Batch operations minimize round-trips to the Firebird server, improving performance.
jdbcTemplate.batchUpdate(
    "INSERT INTO employee (name, dept_id) VALUES (?, ?)",
    new BatchPreparedStatementSetter() {
        public void setValues(PreparedStatement ps, int i) throws SQLException {
            ps.setString(1, employees.get(i).getName());
            ps.setInt(2, employees.get(i).getDeptId());
        }
        public int getBatchSize() {
            return employees.size();
        }
    });
This approach is ideal for importing large CSV files or syncing data.

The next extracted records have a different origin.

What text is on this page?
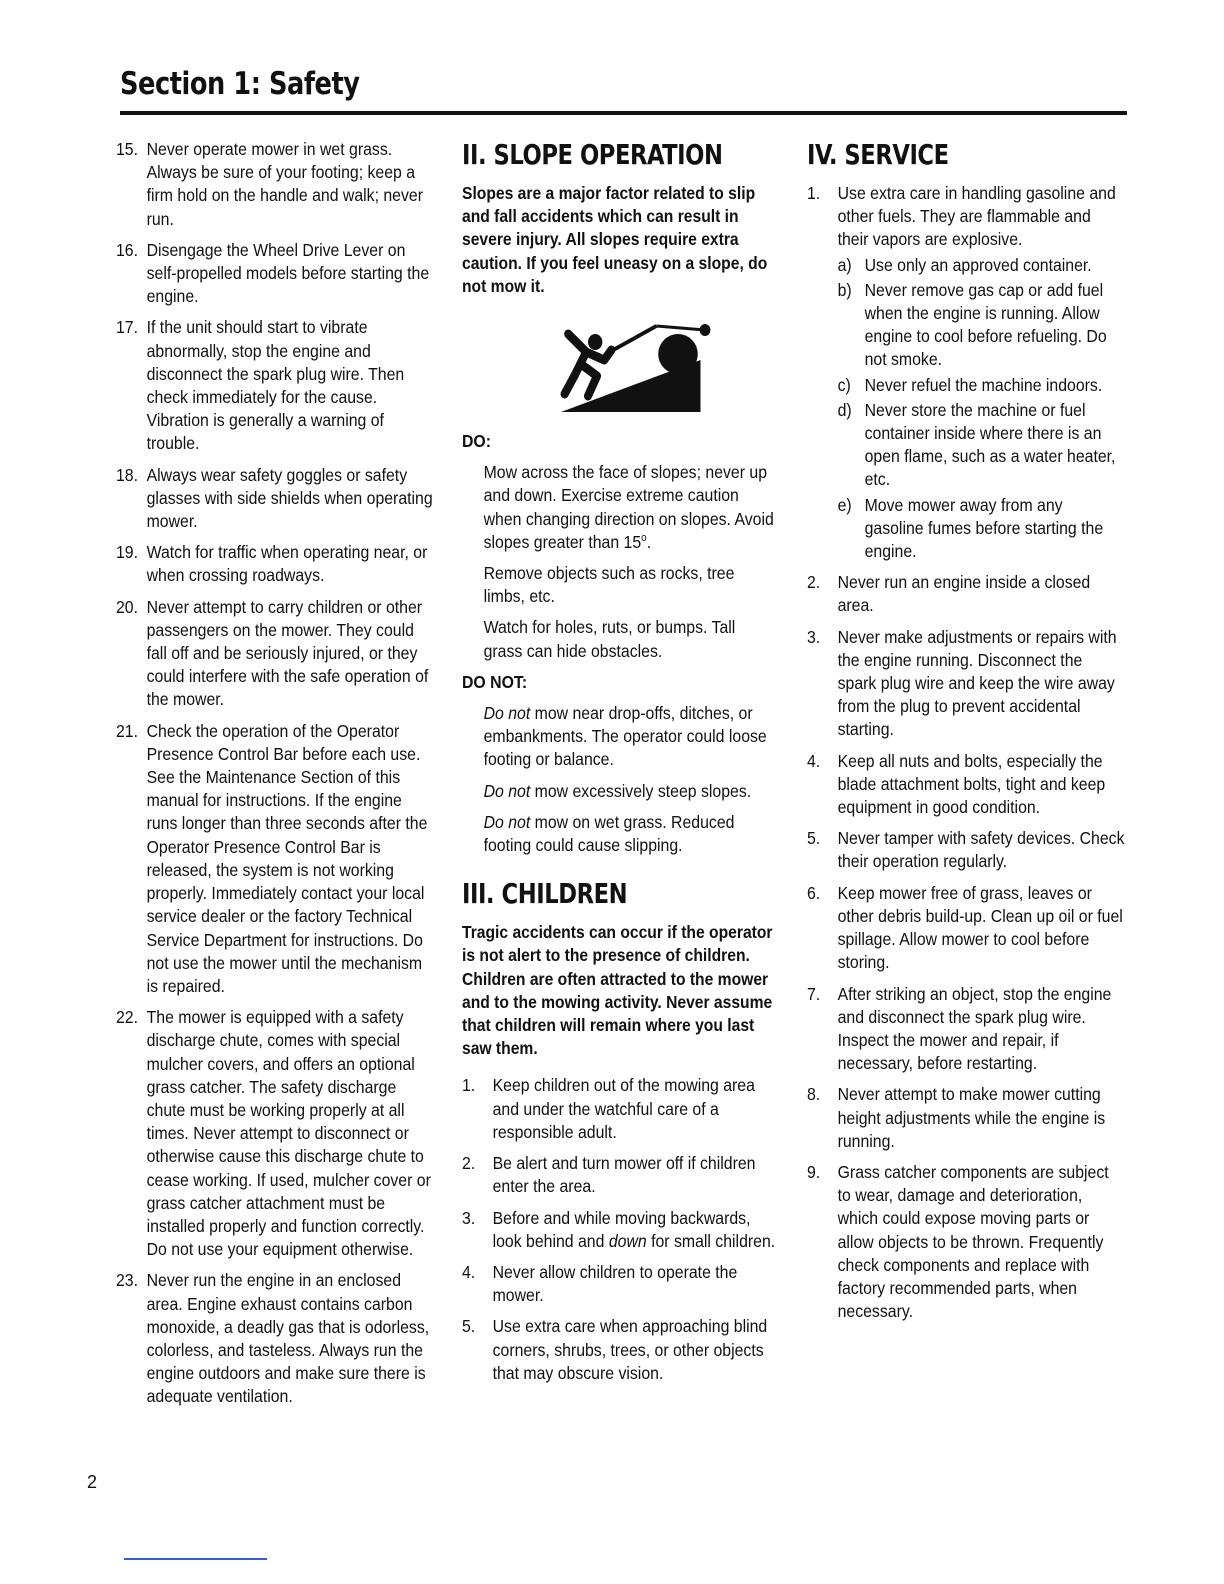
Section 1: Safety
15. Never operate mower in wet grass. Always be sure of your footing; keep a firm hold on the handle and walk; never run.
16. Disengage the Wheel Drive Lever on self-propelled models before starting the engine.
17. If the unit should start to vibrate abnormally, stop the engine and disconnect the spark plug wire. Then check immediately for the cause. Vibration is generally a warning of trouble.
18. Always wear safety goggles or safety glasses with side shields when operating mower.
19. Watch for traffic when operating near, or when crossing roadways.
20. Never attempt to carry children or other passengers on the mower. They could fall off and be seriously injured, or they could interfere with the safe operation of the mower.
21. Check the operation of the Operator Presence Control Bar before each use. See the Maintenance Section of this manual for instructions. If the engine runs longer than three seconds after the Operator Presence Control Bar is released, the system is not working properly. Immediately contact your local service dealer or the factory Technical Service Department for instructions. Do not use the mower until the mechanism is repaired.
22. The mower is equipped with a safety discharge chute, comes with special mulcher covers, and offers an optional grass catcher. The safety discharge chute must be working properly at all times. Never attempt to disconnect or otherwise cause this discharge chute to cease working. If used, mulcher cover or grass catcher attachment must be installed properly and function correctly. Do not use your equipment otherwise.
23. Never run the engine in an enclosed area. Engine exhaust contains carbon monoxide, a deadly gas that is odorless, colorless, and tasteless. Always run the engine outdoors and make sure there is adequate ventilation.
II. SLOPE OPERATION

Slopes are a major factor related to slip and fall accidents which can result in severe injury. All slopes require extra caution. If you feel uneasy on a slope, do not mow it.

DO:

Mow across the face of slopes; never up and down. Exercise extreme caution when changing direction on slopes. Avoid slopes greater than 15$^o$.

Remove objects such as rocks, tree limbs, etc.

Watch for holes, ruts, or bumps. Tall grass can hide obstacles.

DO NOT:

Do not mow near drop-offs, ditches, or embankments. The operator could loose footing or balance.

Do not mow excessively steep slopes.

Do not mow on wet grass. Reduced footing could cause slipping.

III. CHILDREN

Tragic accidents can occur if the operator is not alert to the presence of children. Children are often attracted to the mower and to the mowing activity. Never assume that children will remain where you last saw them.

1. Keep children out of the mowing area and under the watchful care of a responsible adult.
2. Be alert and turn mower off if children enter the area.
3. Before and while moving backwards, look behind and down for small children.
4. Never allow children to operate the mower.
5. Use extra care when approaching blind corners, shrubs, trees, or other objects that may obscure vision.
IV. SERVICE
1. Use extra care in handling gasoline and other fuels. They are flammable and their vapors are explosive.
a) Use only an approved container.
b) Never remove gas cap or add fuel when the engine is running. Allow engine to cool before refueling. Do not smoke.
c) Never refuel the machine indoors.
d) Never store the machine or fuel container inside where there is an open flame, such as a water heater, etc.
e) Move mower away from any gasoline fumes before starting the engine.
2. Never run an engine inside a closed area.
3. Never make adjustments or repairs with the engine running. Disconnect the spark plug wire and keep the wire away from the plug to prevent accidental starting.
4. Keep all nuts and bolts, especially the blade attachment bolts, tight and keep equipment in good condition.
5. Never tamper with safety devices. Check their operation regularly.
6. Keep mower free of grass, leaves or other debris build-up. Clean up oil or fuel spillage. Allow mower to cool before storing.
7. After striking an object, stop the engine and disconnect the spark plug wire. Inspect the mower and repair, if necessary, before restarting.
8. Never attempt to make mower cutting height adjustments while the engine is running.
9. Grass catcher components are subject to wear, damage and deterioration, which could expose moving parts or allow objects to be thrown. Frequently check components and replace with factory recommended parts, when necessary.
2
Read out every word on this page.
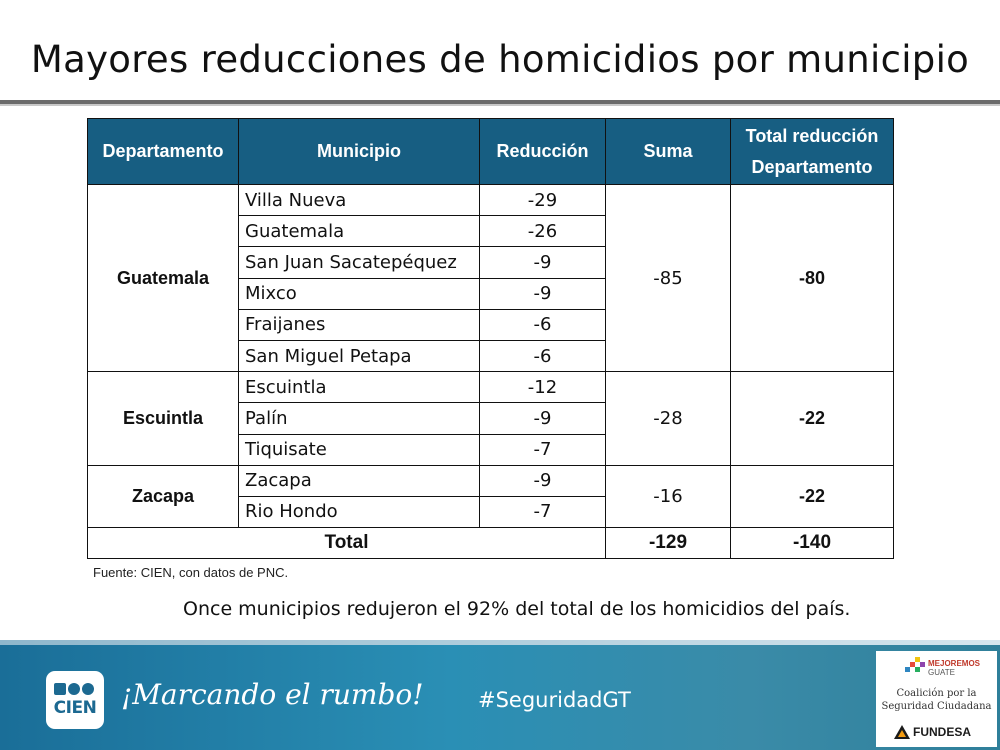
Mayores reducciones de homicidios por municipio
Departamento	Municipio	Reducción	Suma	Total reducción Departamento
Guatemala	Villa Nueva	-29	-85	-80
	Guatemala	-26		
	San Juan Sacatepéquez	-9		
	Mixco	-9		
	Fraijanes	-6		
	San Miguel Petapa	-6		
Escuintla	Escuintla	-12	-28	-22
	Palín	-9		
	Tiquisate	-7		
Zacapa	Zacapa	-9	-16	-22
	Rio Hondo	-7		
Total			-129	-140
Fuente: CIEN, con datos de PNC.
Once municipios redujeron el 92% del total de los homicidios del país.
CIEN ¡Marcando el rumbo!	#SeguridadGT
MEJOREMOS
GUATE
Coalición por la
Seguridad Ciudadana
FUNDESA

3. Using Spring Batch for Complex Workflows

For more control over batch steps and error handling, use Spring Batch.
Add dependency in your pom.xml:
<dependency>
    <groupId>org.springframework.boot</groupId>
    <artifactId>spring-boot-starter-batch</artifactId>
</dependency>
Example job definition:
@Bean
public Job importJob(JobBuilderFactory jobs, StepBuilderFactory steps, Step step) {
    return jobs.get("importJob")
               .incrementer(new RunIdIncrementer())
               .flow(step)
               .end()
               .build();
}
Each Step can process data in chunks, reducing memory load while maintaining transactional integrity.

4. Scheduling Batch Jobs

You can combine Spring Batch with Spring Scheduler:
@EnableScheduling
@SpringBootApplication
public class AppScheduler {}
Then trigger batch jobs periodically:
@Scheduled(fixedRate = 600000)
public void runBatch() throws Exception {
    jobLauncher.run(job, new JobParameters());
}
This executes the batch job every 10 minutes automatically.

5. Monitoring and Logging

Track job execution using Spring Batch tables such as BATCH_JOB_EXECUTION and BATCH_STEP_EXECUTION.
Enable job logging for easier debugging:
spring.batch.job.enabled=true
logging.level.org.springframework.batch=DEBUG
Logs help identify failed steps and track job performance over time.

6. Handling Failures Gracefully

When a step fails, configure retries or skips:
.step("processStep")
.faultTolerant()
.retryLimit(3)
.skip(Exception.class)
.skipLimit(10)
This ensures your job continues running even if a few records fail, maintaining overall data consistency.